Cette guerre - mais c'est un autre problème - fut longuement entretenue pour des raisons politiques et économiques qui avaient peu à voir, avec le patriotisme. Les poilus n'étaient pas dupes, leurs lettres en témoignent largement. Tout le pays s'est félicité de l'ampleur des cérémonies du 85ème anniversaire de l'armistice du 11 novembre 1918. Ce succès nous le devons aussi à ces jeunes écrivains, femmes et hommes, qui ont retrouvé dans de vieux greniers ces lettres jaunies écrites aux tranchées. Remercions-les de leur pieuse initiative à laquelle je m'associe. C'est un devoir de transmettre aux générations futures tout le respect et l'admiration que l'on éprouve envers ces héros qui ont sauvé les plus hautes valeurs de la civilisation.
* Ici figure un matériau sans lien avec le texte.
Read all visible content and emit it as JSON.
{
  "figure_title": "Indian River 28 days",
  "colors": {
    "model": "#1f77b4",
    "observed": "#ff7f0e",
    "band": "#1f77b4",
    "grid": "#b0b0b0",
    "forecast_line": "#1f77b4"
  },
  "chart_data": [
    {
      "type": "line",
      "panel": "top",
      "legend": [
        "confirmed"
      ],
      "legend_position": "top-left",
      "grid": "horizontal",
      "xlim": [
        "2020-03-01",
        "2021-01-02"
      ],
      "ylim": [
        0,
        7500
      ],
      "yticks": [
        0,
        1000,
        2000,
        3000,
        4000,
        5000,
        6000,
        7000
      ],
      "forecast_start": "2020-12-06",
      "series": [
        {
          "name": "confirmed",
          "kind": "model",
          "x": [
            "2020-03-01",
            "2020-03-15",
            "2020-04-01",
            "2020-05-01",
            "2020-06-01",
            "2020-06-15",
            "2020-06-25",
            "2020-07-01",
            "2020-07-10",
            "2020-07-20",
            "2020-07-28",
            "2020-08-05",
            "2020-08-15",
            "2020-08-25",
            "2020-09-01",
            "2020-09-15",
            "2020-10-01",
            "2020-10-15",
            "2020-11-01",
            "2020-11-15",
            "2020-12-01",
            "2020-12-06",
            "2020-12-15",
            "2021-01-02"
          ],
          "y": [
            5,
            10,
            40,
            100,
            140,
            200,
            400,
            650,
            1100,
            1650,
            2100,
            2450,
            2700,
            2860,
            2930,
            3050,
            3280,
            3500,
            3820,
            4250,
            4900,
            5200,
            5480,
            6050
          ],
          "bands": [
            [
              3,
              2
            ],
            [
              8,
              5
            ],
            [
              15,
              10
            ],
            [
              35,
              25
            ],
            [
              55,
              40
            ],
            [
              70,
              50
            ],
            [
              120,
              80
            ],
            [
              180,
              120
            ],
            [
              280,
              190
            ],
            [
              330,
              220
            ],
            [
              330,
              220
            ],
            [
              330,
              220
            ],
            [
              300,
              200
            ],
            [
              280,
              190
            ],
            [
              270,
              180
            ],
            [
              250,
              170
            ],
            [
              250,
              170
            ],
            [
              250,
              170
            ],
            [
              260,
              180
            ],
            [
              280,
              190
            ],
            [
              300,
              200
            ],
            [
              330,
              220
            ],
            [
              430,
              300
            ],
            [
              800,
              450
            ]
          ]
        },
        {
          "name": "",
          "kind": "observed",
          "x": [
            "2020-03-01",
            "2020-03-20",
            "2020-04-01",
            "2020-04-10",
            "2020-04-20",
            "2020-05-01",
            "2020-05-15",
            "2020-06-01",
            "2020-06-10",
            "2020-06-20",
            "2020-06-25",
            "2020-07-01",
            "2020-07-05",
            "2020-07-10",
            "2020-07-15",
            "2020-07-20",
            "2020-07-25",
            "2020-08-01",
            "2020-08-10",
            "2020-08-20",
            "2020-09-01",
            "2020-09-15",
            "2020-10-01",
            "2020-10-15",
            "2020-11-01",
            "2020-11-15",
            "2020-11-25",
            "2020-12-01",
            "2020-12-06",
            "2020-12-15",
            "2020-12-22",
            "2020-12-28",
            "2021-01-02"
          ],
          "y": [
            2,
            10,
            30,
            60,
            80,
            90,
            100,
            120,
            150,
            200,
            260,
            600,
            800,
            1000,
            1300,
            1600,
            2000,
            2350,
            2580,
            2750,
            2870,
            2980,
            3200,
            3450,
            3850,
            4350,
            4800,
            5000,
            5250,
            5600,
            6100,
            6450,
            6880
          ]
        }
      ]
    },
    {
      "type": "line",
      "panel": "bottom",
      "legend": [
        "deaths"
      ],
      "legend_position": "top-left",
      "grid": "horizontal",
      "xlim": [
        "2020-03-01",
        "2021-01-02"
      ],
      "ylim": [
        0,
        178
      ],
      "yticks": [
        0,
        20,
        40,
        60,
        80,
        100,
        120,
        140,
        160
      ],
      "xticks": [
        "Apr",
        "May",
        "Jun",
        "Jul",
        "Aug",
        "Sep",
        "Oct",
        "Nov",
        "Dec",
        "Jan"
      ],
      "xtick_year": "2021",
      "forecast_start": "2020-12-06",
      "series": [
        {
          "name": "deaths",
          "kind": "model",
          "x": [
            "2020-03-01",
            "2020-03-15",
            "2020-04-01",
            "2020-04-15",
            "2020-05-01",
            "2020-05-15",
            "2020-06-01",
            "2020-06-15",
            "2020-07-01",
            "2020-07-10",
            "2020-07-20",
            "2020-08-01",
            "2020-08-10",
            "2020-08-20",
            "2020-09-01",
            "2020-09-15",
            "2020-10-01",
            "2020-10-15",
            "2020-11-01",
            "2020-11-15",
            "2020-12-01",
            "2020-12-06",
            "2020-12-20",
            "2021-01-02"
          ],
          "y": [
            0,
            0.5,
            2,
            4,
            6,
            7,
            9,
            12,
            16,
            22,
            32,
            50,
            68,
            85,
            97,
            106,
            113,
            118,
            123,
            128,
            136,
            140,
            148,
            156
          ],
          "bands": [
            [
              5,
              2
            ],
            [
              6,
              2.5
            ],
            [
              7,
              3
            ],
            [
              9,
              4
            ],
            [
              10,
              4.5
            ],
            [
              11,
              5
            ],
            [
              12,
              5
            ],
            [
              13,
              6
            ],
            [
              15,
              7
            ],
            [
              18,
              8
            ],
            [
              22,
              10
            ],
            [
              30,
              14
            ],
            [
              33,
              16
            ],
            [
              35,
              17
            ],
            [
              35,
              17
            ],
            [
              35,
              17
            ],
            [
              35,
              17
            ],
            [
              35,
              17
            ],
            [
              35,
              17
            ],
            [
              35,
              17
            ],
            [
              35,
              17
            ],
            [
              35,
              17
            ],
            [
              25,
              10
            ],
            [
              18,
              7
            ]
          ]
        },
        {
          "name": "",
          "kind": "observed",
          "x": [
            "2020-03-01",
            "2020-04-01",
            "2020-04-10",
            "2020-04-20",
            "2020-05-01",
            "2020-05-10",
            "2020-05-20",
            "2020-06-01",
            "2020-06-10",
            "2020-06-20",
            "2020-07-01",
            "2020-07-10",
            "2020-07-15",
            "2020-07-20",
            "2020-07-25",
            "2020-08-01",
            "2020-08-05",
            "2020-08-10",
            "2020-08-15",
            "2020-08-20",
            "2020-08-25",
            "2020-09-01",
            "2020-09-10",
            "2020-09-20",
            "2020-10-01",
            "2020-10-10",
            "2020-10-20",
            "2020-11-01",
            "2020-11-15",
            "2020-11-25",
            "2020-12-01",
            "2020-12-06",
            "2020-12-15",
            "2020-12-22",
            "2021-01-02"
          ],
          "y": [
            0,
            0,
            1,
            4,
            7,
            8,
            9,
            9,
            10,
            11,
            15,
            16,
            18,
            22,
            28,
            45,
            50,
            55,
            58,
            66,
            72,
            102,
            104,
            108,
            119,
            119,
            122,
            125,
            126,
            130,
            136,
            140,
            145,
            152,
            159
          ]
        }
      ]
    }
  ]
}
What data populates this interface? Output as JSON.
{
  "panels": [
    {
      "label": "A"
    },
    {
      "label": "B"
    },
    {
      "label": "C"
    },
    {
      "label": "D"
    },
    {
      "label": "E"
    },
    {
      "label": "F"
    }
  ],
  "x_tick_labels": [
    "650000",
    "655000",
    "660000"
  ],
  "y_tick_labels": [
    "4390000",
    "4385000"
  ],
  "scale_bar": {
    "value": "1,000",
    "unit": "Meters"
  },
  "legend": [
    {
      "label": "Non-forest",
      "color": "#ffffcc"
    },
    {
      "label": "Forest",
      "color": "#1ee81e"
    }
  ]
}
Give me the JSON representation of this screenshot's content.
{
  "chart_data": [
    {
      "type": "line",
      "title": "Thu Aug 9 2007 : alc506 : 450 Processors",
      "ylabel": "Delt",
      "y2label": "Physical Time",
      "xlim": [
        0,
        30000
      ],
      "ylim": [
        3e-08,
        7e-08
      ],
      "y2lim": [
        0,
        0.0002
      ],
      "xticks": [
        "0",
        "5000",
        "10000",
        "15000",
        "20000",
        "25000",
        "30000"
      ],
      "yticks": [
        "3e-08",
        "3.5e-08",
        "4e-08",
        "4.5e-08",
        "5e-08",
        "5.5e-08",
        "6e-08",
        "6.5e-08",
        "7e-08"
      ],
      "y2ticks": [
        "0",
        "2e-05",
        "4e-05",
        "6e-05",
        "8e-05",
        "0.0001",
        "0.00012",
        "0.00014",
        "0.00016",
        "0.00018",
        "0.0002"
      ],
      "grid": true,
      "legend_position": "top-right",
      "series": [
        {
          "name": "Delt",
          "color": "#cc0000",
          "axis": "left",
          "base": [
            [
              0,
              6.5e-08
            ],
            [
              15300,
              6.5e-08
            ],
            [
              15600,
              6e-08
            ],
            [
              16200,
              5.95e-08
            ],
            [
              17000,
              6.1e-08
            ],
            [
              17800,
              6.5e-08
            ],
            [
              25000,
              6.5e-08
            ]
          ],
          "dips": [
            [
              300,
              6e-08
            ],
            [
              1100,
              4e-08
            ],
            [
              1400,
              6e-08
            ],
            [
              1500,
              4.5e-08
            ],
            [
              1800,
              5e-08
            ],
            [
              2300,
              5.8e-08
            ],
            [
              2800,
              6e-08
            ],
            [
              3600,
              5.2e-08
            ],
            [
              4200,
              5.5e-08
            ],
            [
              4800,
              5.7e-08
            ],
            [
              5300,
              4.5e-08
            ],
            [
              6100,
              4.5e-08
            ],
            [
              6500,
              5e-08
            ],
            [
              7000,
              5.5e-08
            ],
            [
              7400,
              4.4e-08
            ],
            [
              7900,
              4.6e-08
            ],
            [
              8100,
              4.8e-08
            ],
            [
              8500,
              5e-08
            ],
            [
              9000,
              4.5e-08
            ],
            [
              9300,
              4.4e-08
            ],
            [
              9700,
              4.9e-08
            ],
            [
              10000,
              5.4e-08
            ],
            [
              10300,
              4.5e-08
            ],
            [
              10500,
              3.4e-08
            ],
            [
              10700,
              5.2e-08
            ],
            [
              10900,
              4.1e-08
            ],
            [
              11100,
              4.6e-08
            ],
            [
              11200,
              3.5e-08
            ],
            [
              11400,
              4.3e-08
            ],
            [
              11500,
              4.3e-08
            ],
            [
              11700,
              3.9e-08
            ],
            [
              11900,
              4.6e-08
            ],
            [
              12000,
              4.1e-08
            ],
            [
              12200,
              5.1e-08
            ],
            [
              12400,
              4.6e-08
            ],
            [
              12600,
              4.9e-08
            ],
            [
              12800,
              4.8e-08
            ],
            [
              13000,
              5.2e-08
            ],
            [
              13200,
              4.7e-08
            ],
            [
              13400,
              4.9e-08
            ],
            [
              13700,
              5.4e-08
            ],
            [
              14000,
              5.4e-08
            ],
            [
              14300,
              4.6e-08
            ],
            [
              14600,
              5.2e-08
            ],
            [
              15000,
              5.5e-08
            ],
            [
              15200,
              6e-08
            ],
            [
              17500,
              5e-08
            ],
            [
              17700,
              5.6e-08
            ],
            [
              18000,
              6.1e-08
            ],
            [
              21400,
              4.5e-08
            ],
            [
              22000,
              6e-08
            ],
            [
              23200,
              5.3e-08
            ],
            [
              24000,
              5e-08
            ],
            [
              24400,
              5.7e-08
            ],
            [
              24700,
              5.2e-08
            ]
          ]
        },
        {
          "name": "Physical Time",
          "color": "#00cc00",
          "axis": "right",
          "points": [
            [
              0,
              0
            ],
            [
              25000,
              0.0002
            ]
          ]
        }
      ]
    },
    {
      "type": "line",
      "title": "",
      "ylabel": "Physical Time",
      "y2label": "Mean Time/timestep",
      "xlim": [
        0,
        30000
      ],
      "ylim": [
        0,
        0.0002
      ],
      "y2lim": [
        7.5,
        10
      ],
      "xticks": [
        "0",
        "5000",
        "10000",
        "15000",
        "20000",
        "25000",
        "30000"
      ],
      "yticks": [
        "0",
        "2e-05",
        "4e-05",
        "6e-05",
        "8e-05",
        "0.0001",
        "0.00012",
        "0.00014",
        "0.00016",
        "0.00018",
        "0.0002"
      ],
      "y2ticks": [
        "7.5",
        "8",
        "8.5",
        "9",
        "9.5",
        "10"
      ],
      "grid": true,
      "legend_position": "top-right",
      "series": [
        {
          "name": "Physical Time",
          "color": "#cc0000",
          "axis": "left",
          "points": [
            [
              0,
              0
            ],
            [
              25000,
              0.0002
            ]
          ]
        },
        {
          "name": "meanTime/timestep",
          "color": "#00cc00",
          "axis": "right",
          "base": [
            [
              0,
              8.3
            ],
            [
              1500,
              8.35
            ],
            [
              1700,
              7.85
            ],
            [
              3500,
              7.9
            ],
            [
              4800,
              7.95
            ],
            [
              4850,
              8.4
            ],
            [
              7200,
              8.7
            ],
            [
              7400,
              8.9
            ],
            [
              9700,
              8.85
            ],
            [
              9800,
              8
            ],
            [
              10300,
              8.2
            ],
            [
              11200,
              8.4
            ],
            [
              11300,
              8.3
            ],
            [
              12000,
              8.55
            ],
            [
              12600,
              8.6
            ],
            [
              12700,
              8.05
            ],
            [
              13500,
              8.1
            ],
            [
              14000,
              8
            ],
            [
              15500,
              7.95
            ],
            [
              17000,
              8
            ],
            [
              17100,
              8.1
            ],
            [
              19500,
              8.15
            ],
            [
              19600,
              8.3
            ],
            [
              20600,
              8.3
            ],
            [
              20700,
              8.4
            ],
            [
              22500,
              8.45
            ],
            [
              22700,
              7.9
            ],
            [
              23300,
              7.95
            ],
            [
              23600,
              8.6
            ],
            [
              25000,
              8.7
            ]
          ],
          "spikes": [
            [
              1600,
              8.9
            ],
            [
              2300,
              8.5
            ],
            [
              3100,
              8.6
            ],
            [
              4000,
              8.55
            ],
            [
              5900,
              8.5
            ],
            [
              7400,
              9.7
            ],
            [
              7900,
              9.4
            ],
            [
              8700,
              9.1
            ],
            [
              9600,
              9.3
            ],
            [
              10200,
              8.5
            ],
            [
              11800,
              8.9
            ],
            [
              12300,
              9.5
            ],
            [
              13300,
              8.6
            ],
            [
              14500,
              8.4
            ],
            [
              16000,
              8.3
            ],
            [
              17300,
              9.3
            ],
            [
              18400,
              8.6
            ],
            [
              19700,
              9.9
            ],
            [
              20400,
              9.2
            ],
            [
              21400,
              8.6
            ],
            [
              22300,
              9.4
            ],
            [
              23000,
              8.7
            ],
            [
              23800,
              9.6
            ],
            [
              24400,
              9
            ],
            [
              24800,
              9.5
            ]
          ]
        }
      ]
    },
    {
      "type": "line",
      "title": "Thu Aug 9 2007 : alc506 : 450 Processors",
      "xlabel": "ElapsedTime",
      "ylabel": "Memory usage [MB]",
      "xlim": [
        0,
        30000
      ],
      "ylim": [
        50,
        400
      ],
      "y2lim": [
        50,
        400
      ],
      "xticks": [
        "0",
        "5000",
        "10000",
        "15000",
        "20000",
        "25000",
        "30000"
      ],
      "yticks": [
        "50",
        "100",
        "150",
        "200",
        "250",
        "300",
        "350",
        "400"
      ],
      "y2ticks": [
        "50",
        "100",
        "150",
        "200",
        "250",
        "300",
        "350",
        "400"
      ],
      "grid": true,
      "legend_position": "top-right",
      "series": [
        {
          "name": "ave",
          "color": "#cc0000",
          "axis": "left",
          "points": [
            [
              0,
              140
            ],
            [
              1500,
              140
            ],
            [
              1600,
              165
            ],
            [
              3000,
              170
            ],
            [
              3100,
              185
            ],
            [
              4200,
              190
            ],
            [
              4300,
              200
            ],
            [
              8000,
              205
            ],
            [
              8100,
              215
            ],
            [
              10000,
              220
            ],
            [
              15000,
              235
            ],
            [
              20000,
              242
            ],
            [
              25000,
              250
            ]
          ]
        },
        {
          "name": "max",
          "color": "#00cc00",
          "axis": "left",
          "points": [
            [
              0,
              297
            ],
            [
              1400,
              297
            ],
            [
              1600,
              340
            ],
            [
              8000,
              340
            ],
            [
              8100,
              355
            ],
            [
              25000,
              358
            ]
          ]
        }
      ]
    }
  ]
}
Après leur disparition, je n'ai retrouvé aucune des lettres de mes parents, écrites au cours d'une attente si tourmentée. Ils étaient discrets, pudiques même. Sans doute voulurent-ils garder pour eux leurs souffrances afin de réserver à leur descendance le visage apaisé de la joie et du bonheur. Ils y ont parfaitement réussi. Ce fut leur plus belle victoire.

A nous, tous les enfants du monde, de parfaire la victoire des "bleu horizon". Que toutes ces croix de guerre se fondent au feu de l'amour afin d'ériger sur la terre la croix glorieuse de la paix promise par son Prince : le Seigneur Jésus-Christ.